An Adventure of Incredible Proportions.
|Aspect Ratio:||1.85:1 (XWide)|
|Certificate:||– Parental guidance|
|Subtitles:||This film is not expected to be subtitled, though this cannot be guaranteed.|
Lt. Tuck Pendleton (Dennis Quaid), in a revolutionary experiment, is miniaturised and will be injected in his ship into the body of a rabbit. However, as you may expect, something goes wrong. In this case it is a group of terrorists who break into the laboratory in an attempt to steal the technology. Luckily, one of the scientists escapes only to inject Tuck into the body of hypochondriac Jack Putter (Martin Short) before he is killed. Tuck is then posed with the problem of alerting Jack to his presence from inside Jack's body and recovering the technology which will allow him to escape back into the normal sized world before the terrorists discover his whereabouts and he runs out of oxygen, along the way recruiting the help of his girlfriend, played by Meg Ryan.

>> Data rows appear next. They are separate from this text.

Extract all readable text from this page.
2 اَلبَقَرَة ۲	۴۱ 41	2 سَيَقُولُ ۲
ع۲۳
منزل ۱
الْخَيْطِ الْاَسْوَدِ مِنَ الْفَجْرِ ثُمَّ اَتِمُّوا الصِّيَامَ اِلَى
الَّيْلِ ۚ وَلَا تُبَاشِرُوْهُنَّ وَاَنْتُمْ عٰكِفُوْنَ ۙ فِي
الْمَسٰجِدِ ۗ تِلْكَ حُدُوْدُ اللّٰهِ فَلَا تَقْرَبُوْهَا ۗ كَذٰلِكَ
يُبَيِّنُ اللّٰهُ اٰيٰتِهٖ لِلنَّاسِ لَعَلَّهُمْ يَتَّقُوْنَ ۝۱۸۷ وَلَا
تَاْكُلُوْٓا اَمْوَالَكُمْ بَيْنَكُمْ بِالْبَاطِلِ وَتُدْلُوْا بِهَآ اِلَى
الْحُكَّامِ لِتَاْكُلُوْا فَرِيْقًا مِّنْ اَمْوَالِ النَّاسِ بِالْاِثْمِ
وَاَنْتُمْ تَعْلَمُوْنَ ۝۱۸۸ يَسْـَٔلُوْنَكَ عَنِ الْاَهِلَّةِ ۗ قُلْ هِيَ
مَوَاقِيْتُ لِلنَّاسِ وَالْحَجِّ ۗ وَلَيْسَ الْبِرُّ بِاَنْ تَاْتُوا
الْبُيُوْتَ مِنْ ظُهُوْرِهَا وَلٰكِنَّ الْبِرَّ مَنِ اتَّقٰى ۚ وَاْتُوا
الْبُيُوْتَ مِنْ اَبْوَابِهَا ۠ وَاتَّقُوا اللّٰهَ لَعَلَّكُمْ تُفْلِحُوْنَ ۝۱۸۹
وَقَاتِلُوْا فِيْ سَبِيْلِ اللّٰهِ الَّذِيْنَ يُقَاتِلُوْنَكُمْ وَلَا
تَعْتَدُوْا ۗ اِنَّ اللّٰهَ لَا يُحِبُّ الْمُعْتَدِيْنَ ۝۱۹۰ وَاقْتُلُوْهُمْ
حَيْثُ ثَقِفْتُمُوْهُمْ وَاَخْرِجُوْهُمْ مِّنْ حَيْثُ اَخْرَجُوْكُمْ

With deliciously stereotyped villains with names like Victor Eugene Scrimshaw and Mr. Igoe bent on world destruction, Innerspace is perfect 80s entertainment. Made at a time when Hollywood was constantly guessing what would be the next big threat after nuclear weapons, the film's gleeful approach to miniaturisation showcases some stunning special effects which, while jaw dropping at the time, winning an Academy Award, now offer fond nostalgia back to when effects did not pretend to be completely lifelike, yet were more believable than modern day photo realistic attempts.
Combining Quaid's All-American wholesomeness with Short's delightfully quirky facial expressions the film appeals to everyone, encapsulating the spirit of the 1980s mixed with an almost childlike excitement in anticipation of what the future holds. Gremlins and Small Soldiers director Joe Dante once again uses anarchic effects to showcase a film of sly wit that pokes fun at the science fiction genre.
As an updated version of the 1966 classic The Fantastic Voyage, the film comes across as a thoroughly enjoyable adventure. It has lost none of its charm or quality and now represents everything that was good about late 80s Hollywood. Like Back to the Future, Innerspace does not pretend to be anything other than pure escapist fun, a quality which the manufactured, merchandising tie-in films Hollywood churns out now could learn a lot from.